Scroll Untuk Lanjut Membaca

Ketiadaan papan proyek ini dinilai membuka celah terjadinya praktik korupsi. Sebagai proyek yang menggunakan anggaran negara, keberadaan papan informasi bersifat wajib. Hal ini diperlukan agar publik mengetahui jenis kegiatan, nilai anggaran, volume pekerjaan, kontraktor pelaksana, hingga target waktu penyelesaian.

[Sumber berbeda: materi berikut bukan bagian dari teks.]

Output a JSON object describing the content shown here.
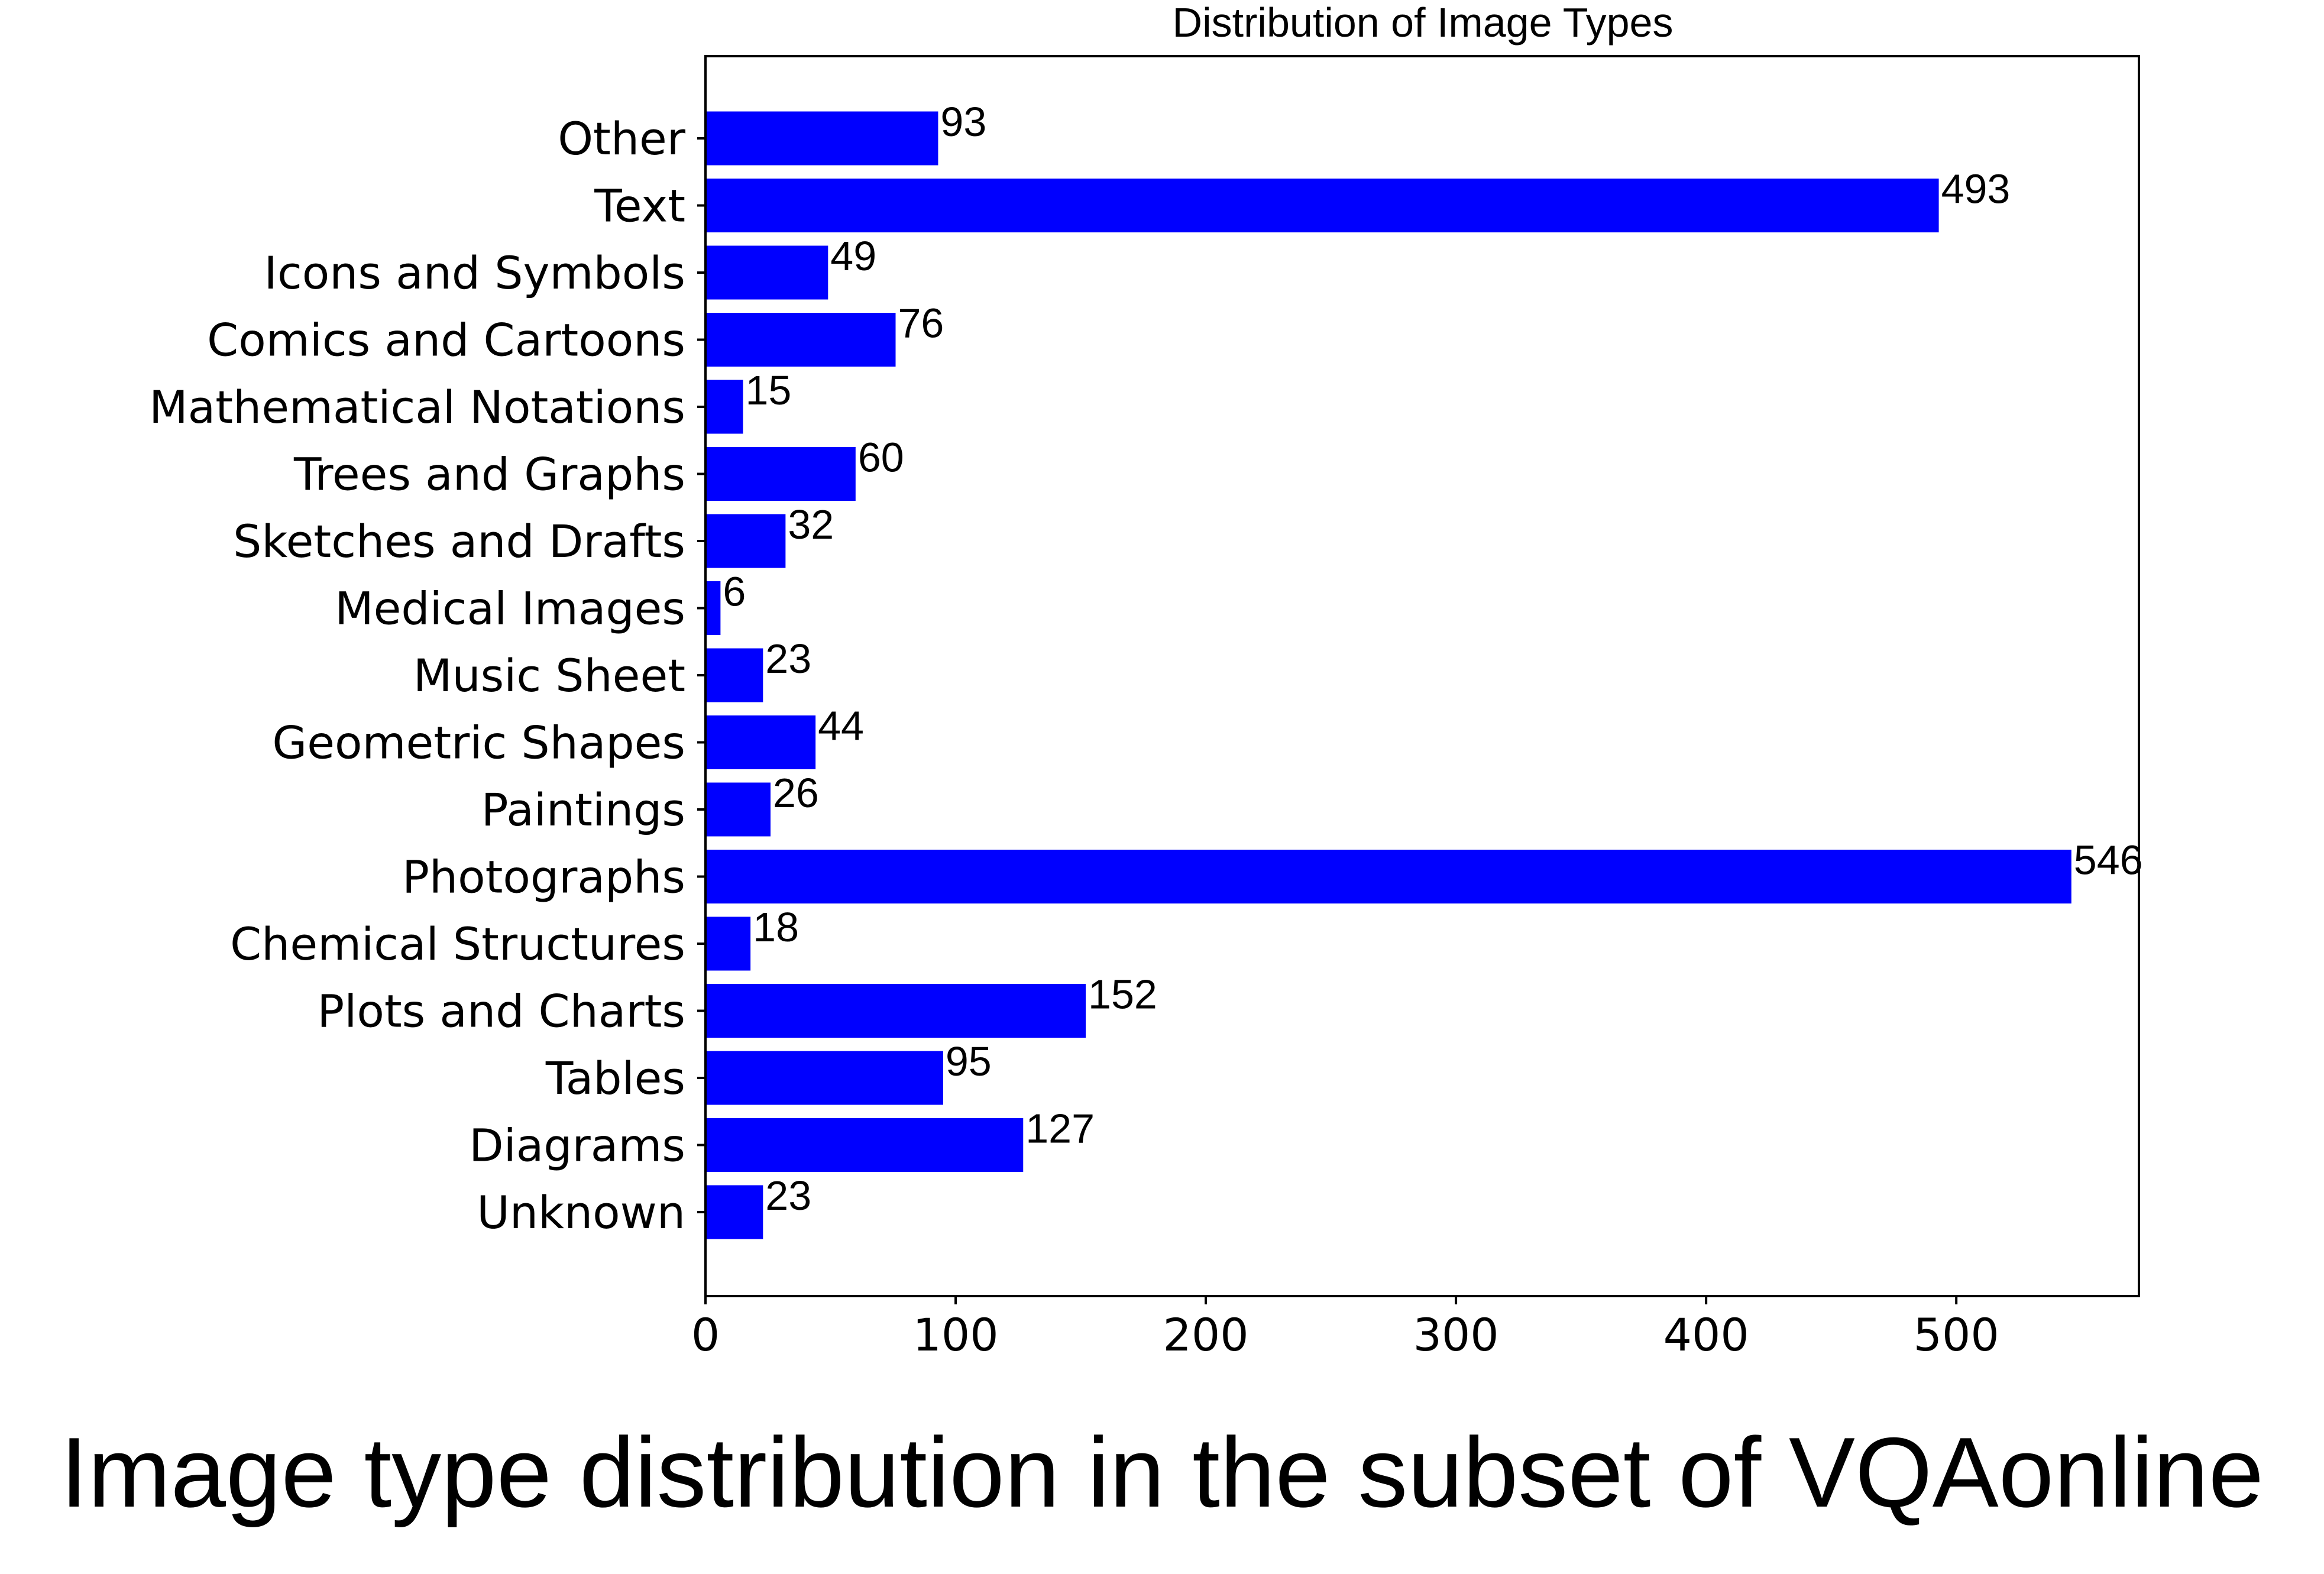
{
  "caption": "Image type distribution in the subset of VQAonline",
  "colors": {
    "bar": "#0000ff",
    "axis": "#000000",
    "background": "#ffffff"
  },
  "chart_data": {
    "type": "bar",
    "orientation": "horizontal",
    "title": "Distribution of Image Types",
    "xlabel": "",
    "ylabel": "",
    "xlim": [
      0,
      573
    ],
    "x_ticks": [
      0,
      100,
      200,
      300,
      400,
      500
    ],
    "grid": false,
    "legend": "none",
    "categories": [
      "Other",
      "Text",
      "Icons and Symbols",
      "Comics and Cartoons",
      "Mathematical Notations",
      "Trees and Graphs",
      "Sketches and Drafts",
      "Medical Images",
      "Music Sheet",
      "Geometric Shapes",
      "Paintings",
      "Photographs",
      "Chemical Structures",
      "Plots and Charts",
      "Tables",
      "Diagrams",
      "Unknown"
    ],
    "values": [
      93,
      493,
      49,
      76,
      15,
      60,
      32,
      6,
      23,
      44,
      26,
      546,
      18,
      152,
      95,
      127,
      23
    ]
  }
}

Papan informasi merupakan bentuk transparansi mutlak agar masyarakat bisa ikut mengawasi jalannya proyek pemerintah. Kewajiban ini diatur jelas dalam Undang-Undang Nomor 14 Tahun 2008 tentang Keterbukaan Informasi Publik (KIP) serta Peraturan Presiden Nomor 54 Tahun 2012.

Ketidakjelasan ini membuat warga bingung apakah proyek pelebaran jalan tersebut milik Pemerintah Kota Batam atau Badan Pengusahaan (BP) Batam. Di lokasi kerja, pelaksana hanya memasang tanda peringatan bertuliskan “Hati-Hati Sedang Ada Pekerjaan Jalan”. Sementara itu, beberapa alat berat tetap beroperasi di lapangan dengan pengawasan yang dinilai sangat minim.